Outfitting the Next Generation of Space Explorers

Greg Quinn ’00 M.Eng. ’00

Greg Quinn ’00 M.Eng. ’00 remembers his first foray into the universe of space suit technology. It was 2003, and he was working on a “chameleon suit” for the NASA Institute of Advanced Concepts. “We were exploring really far-out ideas that possibly wouldn’t be real for 30 years into the future,” he says. 

Last year, however, Quinn’s team at Collins Aerospace, an RTX business, won the coveted contract to replace NASA’s existing International Space Station suit and recently, an award to cross-develop a suit that will provide extravehicular activity suits for the Artemis missions to the moon in 2025. The new spacesuit, called an extravehicular mobility unit, will offer environmental protection, mobility, life support and communications for astronauts outside their spacecraft. 
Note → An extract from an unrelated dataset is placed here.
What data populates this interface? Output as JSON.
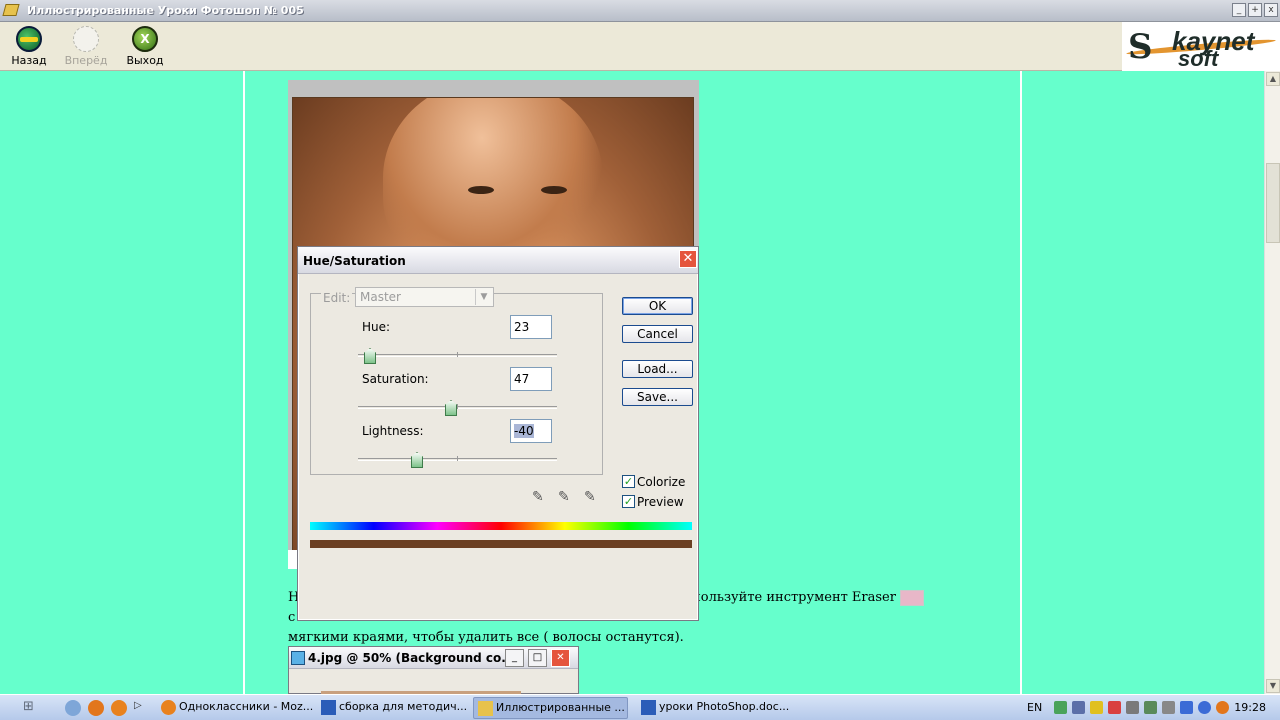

Quinn, 46, is chief engineer and architect for the new suit’s portable life support system. He says one Eureka moment toward that quest came as he was redesigning the system’s heat exchanger. 

We’re making our new space suit vastly safer, more capable, and user friendly than any other suit ever built.

Using his expertise in thermal dynamics — Quinn received his Ph.D. in mechanical engineering from University of Connecticut in 2009 — he applied advanced manufacturing technologies and materials science to make the device half its normal weight. The improvement marks an important step toward making space exploration more inclusive. 

“Today’s spacesuit only fits a little over half of the crew members,” he says. “This new suit has to fit from the 5th to the 95th percentile of people … We’re making it vastly safer, more capable, and user friendly than any other suit ever built, setting the stage for a generation of new explorers to step foot on the moon and Mars. 

“These are the ongoing engineering challenges that get me excited every day,” he says. 

“It’s an honor and privilege to work on such a highly visible symbol of our nation’s space exploration program.” 

Raised in East Hanover, New Jersey, Greg Quinn and his identical twin brother Mike ’00 M.Eng. ’00 received scholarships to Stevens, roomed together, and graduated together with their bachelor’s and master’s degrees. They both also achieved a 4.0 average. Mike Quinn is now vice president of design and engineering of U.S. operations for SteriPack. 

“The Stevens Cooperative Education Program, combined with the classroom education and the fantastic professors, helped us both understand how to take initiative and how to follow through on solving even simple problems,” Quinn says. “That attitude has really helped me throughout my career.”